Snow flies as the heli takes off from the ridge top, as we get higher the views open up and I am granted a birds eye view of the incredible terrain that I usually see from the ground. WOAH, I’ve never even noticed that that line goes! And the snow looks DEEP across the valley. I wouldn’t normally have considered these lines on a day like today. In the backcountry, the avalanche danger is rated as Considerable above and near treeline. I certainly wouldn’t have ventured out into steep, tight couloirs with this much fresh snow.
When the heli leaves us on the exposed ridge it’s a bit of a shock. I’m not used to just being dropped into exposure. It’s a different feeling than spending the whole morning working into more and more exposed terrain. My heart is definitely pumping. Wait, I can hear my heart beating? It’s totally silent now, just like the backcountry. Quietly, our guide tells us about the season-long avalanche mitigation work they have been doing on these chutes. From skier compaction and explosives, they don’t rate the risk at considerable here. You mean I get to ski THAT, TODAY?

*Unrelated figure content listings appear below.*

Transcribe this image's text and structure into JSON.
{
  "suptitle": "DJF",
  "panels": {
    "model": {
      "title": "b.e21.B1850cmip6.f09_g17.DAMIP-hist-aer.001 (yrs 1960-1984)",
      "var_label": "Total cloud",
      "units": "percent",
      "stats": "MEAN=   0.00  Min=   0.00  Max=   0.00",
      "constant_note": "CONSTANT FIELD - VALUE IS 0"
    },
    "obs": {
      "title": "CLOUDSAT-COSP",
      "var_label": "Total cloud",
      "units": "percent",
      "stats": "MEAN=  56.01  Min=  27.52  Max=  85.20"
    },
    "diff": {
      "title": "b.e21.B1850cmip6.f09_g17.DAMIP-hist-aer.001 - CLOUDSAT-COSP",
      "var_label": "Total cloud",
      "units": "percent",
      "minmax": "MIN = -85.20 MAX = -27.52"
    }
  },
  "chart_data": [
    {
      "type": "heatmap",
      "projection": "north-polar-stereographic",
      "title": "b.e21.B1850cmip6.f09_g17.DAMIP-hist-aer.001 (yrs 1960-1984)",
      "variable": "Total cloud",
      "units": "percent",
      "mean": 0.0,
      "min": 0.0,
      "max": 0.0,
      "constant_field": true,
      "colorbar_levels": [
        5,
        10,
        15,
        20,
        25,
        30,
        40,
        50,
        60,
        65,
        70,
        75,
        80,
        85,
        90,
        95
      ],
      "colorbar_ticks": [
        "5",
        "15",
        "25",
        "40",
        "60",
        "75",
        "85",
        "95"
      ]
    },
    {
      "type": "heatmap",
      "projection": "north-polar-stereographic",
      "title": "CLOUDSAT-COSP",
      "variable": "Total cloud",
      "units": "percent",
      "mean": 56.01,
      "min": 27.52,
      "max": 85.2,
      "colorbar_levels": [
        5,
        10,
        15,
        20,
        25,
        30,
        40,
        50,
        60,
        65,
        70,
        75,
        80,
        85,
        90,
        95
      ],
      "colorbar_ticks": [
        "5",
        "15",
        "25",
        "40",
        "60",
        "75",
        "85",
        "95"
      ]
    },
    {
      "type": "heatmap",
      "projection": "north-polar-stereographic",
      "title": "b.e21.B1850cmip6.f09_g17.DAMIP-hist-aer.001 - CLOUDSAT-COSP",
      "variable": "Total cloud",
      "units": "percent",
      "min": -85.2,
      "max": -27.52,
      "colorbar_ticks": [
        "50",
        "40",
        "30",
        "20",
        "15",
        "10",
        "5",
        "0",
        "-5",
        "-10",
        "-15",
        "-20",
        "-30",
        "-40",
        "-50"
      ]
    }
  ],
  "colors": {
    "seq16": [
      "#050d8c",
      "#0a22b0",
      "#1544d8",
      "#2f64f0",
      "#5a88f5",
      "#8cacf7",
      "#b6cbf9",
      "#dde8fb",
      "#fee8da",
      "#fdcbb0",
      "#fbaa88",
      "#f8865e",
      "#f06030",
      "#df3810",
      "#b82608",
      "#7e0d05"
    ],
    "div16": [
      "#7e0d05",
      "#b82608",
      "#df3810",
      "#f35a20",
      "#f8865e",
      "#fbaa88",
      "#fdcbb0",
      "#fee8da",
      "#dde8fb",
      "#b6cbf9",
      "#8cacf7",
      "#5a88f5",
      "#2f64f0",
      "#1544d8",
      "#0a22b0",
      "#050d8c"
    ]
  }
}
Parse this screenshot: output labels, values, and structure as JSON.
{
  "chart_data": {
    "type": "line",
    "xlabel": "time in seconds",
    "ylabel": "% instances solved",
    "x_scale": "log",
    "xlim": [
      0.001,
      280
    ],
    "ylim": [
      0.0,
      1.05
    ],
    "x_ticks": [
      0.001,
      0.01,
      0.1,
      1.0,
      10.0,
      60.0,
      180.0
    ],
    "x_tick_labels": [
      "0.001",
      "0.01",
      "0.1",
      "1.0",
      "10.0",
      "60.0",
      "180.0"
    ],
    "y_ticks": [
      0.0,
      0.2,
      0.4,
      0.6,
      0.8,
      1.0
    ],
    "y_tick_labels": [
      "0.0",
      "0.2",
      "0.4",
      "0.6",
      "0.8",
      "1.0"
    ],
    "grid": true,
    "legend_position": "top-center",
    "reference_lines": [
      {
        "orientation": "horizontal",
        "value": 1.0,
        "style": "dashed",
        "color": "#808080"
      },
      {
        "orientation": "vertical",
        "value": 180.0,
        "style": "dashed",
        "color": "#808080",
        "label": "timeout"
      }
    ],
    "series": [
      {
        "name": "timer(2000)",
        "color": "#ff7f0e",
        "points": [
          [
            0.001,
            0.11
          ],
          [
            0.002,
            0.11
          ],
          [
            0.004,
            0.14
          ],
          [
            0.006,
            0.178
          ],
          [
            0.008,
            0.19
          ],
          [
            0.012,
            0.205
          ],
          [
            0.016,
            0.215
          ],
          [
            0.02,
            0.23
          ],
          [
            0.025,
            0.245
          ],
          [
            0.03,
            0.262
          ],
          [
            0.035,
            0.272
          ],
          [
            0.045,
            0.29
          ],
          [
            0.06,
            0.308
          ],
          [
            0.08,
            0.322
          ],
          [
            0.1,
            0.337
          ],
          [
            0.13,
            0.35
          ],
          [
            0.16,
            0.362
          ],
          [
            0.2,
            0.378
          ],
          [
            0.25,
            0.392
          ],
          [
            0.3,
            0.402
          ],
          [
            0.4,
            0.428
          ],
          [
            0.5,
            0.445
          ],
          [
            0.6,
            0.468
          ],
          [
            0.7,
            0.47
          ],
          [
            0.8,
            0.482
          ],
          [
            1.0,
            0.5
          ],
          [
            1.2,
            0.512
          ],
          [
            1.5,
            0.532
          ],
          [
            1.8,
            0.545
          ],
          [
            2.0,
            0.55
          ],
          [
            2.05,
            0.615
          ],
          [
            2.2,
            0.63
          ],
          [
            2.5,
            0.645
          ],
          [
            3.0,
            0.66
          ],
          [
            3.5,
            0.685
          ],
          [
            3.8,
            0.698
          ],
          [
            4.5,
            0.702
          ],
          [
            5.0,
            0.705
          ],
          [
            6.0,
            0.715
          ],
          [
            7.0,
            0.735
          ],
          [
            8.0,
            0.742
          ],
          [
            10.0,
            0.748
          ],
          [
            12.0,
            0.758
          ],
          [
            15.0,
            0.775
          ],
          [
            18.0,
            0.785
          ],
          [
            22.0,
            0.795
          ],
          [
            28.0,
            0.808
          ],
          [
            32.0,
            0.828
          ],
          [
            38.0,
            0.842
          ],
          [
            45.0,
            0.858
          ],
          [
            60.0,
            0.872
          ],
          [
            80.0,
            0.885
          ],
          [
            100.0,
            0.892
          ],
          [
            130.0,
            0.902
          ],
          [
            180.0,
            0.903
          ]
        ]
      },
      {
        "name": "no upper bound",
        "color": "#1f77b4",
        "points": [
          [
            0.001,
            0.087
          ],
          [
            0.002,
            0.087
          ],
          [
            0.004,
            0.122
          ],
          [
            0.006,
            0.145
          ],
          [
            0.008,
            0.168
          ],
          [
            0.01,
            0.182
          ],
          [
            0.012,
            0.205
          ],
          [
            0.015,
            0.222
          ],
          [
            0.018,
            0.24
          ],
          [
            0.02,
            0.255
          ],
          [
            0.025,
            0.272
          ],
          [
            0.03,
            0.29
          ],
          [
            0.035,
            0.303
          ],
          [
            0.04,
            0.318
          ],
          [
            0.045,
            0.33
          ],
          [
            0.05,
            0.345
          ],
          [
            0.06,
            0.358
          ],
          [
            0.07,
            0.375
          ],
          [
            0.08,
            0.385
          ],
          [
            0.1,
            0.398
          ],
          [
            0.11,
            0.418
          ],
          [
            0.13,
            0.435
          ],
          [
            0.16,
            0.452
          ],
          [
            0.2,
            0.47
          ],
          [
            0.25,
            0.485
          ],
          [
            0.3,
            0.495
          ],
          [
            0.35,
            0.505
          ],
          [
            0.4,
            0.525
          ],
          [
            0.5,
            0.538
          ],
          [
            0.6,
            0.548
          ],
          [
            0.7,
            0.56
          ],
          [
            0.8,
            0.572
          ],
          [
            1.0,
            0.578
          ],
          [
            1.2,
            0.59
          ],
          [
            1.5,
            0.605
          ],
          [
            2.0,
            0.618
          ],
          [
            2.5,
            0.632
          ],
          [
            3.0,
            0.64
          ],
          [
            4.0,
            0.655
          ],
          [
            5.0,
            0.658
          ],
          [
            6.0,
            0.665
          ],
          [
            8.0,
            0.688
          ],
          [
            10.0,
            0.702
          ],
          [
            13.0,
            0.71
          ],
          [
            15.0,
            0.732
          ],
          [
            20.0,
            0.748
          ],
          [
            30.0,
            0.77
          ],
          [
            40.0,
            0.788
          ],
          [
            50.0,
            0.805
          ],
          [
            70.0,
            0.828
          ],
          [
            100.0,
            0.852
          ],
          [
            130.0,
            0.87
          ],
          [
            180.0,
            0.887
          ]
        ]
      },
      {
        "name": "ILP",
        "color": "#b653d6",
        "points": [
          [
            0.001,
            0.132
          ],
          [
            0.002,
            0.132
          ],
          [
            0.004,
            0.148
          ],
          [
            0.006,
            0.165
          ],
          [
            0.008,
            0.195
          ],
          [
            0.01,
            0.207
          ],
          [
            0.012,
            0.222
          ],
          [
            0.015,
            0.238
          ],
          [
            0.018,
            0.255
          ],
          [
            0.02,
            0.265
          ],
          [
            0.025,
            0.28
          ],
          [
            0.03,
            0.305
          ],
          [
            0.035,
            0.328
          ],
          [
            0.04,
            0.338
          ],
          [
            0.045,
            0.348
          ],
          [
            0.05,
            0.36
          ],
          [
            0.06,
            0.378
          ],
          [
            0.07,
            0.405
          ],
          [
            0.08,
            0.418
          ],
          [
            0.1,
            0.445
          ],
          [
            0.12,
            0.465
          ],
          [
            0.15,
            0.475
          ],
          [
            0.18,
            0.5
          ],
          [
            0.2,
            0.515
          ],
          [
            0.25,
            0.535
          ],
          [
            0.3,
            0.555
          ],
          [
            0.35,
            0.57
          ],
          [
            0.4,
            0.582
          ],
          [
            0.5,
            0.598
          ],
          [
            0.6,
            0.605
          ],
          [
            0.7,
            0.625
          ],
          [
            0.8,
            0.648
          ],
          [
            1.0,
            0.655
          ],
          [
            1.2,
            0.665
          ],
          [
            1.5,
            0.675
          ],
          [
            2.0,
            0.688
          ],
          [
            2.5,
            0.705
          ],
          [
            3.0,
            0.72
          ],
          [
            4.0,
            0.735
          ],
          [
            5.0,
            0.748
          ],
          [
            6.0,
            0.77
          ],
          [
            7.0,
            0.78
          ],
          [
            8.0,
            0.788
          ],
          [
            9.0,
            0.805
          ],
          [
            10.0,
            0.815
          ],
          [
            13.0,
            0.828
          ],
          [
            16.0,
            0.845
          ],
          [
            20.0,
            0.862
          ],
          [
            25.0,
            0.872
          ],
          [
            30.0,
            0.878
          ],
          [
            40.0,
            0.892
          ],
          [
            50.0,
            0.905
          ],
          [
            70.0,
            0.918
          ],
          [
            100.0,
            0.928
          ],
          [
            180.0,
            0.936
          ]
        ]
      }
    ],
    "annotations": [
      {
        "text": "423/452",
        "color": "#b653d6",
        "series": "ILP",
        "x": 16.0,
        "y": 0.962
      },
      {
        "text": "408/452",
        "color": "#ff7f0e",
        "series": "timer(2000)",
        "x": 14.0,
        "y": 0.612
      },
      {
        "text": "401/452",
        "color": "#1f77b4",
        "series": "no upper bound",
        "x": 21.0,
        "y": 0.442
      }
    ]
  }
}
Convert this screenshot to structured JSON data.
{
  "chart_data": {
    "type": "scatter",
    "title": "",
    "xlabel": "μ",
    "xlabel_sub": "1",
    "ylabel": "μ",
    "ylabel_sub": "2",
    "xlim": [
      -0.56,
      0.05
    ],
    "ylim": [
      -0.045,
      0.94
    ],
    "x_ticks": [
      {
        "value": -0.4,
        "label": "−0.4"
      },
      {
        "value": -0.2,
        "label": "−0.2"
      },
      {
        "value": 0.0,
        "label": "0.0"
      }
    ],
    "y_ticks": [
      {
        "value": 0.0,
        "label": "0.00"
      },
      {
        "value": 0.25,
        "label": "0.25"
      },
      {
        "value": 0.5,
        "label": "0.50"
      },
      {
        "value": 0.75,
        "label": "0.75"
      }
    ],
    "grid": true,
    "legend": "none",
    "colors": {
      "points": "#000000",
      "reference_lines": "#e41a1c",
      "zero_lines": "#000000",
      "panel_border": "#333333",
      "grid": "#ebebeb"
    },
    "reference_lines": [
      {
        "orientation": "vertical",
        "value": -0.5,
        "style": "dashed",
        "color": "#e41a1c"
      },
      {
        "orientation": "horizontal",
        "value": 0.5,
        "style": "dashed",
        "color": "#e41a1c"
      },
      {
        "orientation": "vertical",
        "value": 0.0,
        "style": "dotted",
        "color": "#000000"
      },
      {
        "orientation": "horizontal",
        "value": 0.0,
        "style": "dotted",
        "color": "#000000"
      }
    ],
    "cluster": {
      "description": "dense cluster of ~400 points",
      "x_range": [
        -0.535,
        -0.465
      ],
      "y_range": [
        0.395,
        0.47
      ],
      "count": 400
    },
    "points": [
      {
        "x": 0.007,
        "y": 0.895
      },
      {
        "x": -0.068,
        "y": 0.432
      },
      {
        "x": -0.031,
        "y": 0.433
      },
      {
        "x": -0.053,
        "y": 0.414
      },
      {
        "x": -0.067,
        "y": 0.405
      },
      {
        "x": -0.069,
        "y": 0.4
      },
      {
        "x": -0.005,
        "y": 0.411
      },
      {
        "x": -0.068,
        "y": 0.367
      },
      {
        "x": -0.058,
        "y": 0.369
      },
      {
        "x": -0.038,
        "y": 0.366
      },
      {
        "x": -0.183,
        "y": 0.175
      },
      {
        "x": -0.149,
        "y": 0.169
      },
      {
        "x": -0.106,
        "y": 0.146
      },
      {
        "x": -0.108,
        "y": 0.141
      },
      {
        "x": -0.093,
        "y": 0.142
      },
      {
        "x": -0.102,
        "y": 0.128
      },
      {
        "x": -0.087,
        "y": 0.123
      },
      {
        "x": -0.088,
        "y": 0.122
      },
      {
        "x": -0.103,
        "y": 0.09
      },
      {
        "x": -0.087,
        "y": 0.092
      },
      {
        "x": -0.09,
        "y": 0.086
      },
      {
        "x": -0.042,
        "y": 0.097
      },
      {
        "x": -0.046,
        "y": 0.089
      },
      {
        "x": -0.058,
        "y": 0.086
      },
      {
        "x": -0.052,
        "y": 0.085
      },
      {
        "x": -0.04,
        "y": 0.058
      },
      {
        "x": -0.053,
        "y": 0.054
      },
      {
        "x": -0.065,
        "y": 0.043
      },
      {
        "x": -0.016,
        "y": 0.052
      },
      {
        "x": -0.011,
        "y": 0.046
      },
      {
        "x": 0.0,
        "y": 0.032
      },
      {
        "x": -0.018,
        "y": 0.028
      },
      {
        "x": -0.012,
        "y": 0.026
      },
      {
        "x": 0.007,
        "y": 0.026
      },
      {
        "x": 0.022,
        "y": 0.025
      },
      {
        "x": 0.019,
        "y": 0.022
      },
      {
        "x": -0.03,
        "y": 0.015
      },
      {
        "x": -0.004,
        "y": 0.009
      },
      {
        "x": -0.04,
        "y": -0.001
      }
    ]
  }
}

We ski one at a time. Leaving fresh powder for the others in our group. Dropping into the steep powder I recognize that the snow feels more stable. My guide is watching from a cut out in the couloir, should something go wrong I know he has my back. Nothing goes wrong though. Each turn throws snow over my shoulder and into my face. My hair is collecting snow. If I had a beard, it would certainly be plastered in white. I get to the bottom of the line to my new friends whooping and hollering. It’s epic today. We ski the rest of the way down to the helicopter together. Already tired and satisfied. But it’s time to load back up for 5 more runs, it’s only getting better.
By the end of the day, my legs are somehow burning even more than a typical day in the backcountry. I have some new friends to grab an après drink with in the tent, and I’ve taken 5x more turns than I typically have time and energy for.
I’ll never stop loving earning my turns, but I am definitely a Heli Ski convert. 100% worth it at least one day a season. 11/10 would do again.